Besides sprouting angiogenesis, tumors can also secure their blood and nutrient supply by means of alternative vascularization mechanisms, such as vessel splitting (intussusceptive angiogenesis), vascular mimicry, and vessel co-option (VCO). As opposed to sprouting angiogenesis, during VCO, there is no new blood vessel formation but instead, cancer cells hijack pre-existing blood vessels to grow and invade the healthy tissue. Although tumor VCO is often proposed as resistance mechanism against AAT, it remains poorly understood and barely studied. It is thus important to (a) develop suitable animal models of tumor VCO, and to (b) study the molecular mechanisms underlying this process and identify the cell types involved. 

Besides their role in angiogenesis, ECs are also known to modulate inflammation, by regulating immune cell trafficking, activation status, and function. ECs are the first cells to interact with immune cells, which must cross the EC layer to migrate from these vessels into peripheral tissues. Moreover, ECs are in direct contact with circulating pathogens. These features place them in the ideal position as the primary defense line to contribute to immunological responses. The inflammatory process is mainly the result of a balance between pro- and anti-inflammatory molecules, secreted by various immune cells, but also other cell types, which are involved in the positive or negative regulation of cell chemotaxis, migration, and proliferation. Imbalance between pro- and anti-inflammatory molecules can lead to sustained and chronic inflammation or to an insufficient immune response and in turn, mediates a wide spectrum of diseases such as cardiovascular diseases, diabetes mellitus, or cancer. In tumors, often an increase of anti-inflammatory molecules can be observed, which leads to accumulation of immunosuppressive immune cells and inhibition of anti-tumor immune cells, thereby exacerbating tumor growth. Moreover, interactions between different cell types, either directly, or indirectly, impact the tumor immune environment. For instance, the typically aberrant, tortuous tumor vasculature can restrict the access of cytotoxic T-lymphocytes to the tumor core, either by directly binding and modulating T-lymphocytes, or indirectly via secretion of ant-inflammatory molecules or via hypoxia-driven mechanisms; and thereby prevent them from exerting their anti-tumor effects and promote tumor growth. Despite multiple indications of EC-immune interactions potentially driving tumorigenesis, targeting EC immune functions has not yet been probed as anti-cancer therapy. In fact, only the angiogenic properties of tumor ECs have been in focus of therapeutical approaches. Thus, targeting immunoregulatory functions of ECs, either in combination with current immunotherapy treatments, or even in parallel with AAT are promising and thus far unexplored avenues for future cancer treatments. 
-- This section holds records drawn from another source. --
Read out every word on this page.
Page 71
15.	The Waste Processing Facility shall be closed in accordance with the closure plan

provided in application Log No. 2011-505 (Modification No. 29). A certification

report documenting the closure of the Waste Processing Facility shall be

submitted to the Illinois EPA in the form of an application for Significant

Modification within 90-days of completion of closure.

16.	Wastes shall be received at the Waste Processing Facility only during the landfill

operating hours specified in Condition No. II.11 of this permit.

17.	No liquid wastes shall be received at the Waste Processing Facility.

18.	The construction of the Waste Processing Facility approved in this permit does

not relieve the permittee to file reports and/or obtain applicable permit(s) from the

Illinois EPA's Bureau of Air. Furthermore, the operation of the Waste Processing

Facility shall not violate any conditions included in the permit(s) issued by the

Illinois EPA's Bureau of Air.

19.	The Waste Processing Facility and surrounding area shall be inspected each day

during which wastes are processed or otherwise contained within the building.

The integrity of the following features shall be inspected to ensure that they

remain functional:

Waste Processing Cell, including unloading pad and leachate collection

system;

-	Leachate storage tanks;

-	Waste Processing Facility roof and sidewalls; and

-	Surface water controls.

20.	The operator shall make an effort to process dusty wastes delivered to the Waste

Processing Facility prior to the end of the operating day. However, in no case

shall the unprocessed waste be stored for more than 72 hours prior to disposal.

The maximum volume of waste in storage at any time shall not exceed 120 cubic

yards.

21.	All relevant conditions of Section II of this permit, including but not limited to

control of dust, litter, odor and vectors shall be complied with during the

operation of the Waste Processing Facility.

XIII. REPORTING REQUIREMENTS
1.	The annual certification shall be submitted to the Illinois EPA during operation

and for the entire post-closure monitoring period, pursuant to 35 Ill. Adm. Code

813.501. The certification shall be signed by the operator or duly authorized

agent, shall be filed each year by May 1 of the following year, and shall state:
Interestingly, cancer, as well as several other diseases are characterized by both angiogenesis and inflammation. In fact, several studies indicate a positive correlation between inflammation and angiogenesis, but whether these mechanisms can also impact each other negatively remains to be elucidated.

During my PhD, I aim to further study the link between tumor vascularization and inflammation. To better understand how AAT may impact tumor inflammation, I first compared the transcriptome of ECs and immune cells during sprouting angiogenesis to those in AAT-induced VCO. 

Secondly, I sought to find molecular drivers in ECs, which may impact both immune, as well as angiogenic properties of these cells. Here, I exploited data generated by EC-specific genome scale metabolic models and probed the role of Gene X[1] (a mitochondrial metabolite transporter identified as a key regulator of EC biomass production (suggesting a role in EC proliferation/angiogenesis)) in ECs during choroid neovascularization (CNV), and non-small cell lung carcinoma (NSCLC).

[1] Due to patenting reasons, the identity of Gene X currently cannot be disclosed yet.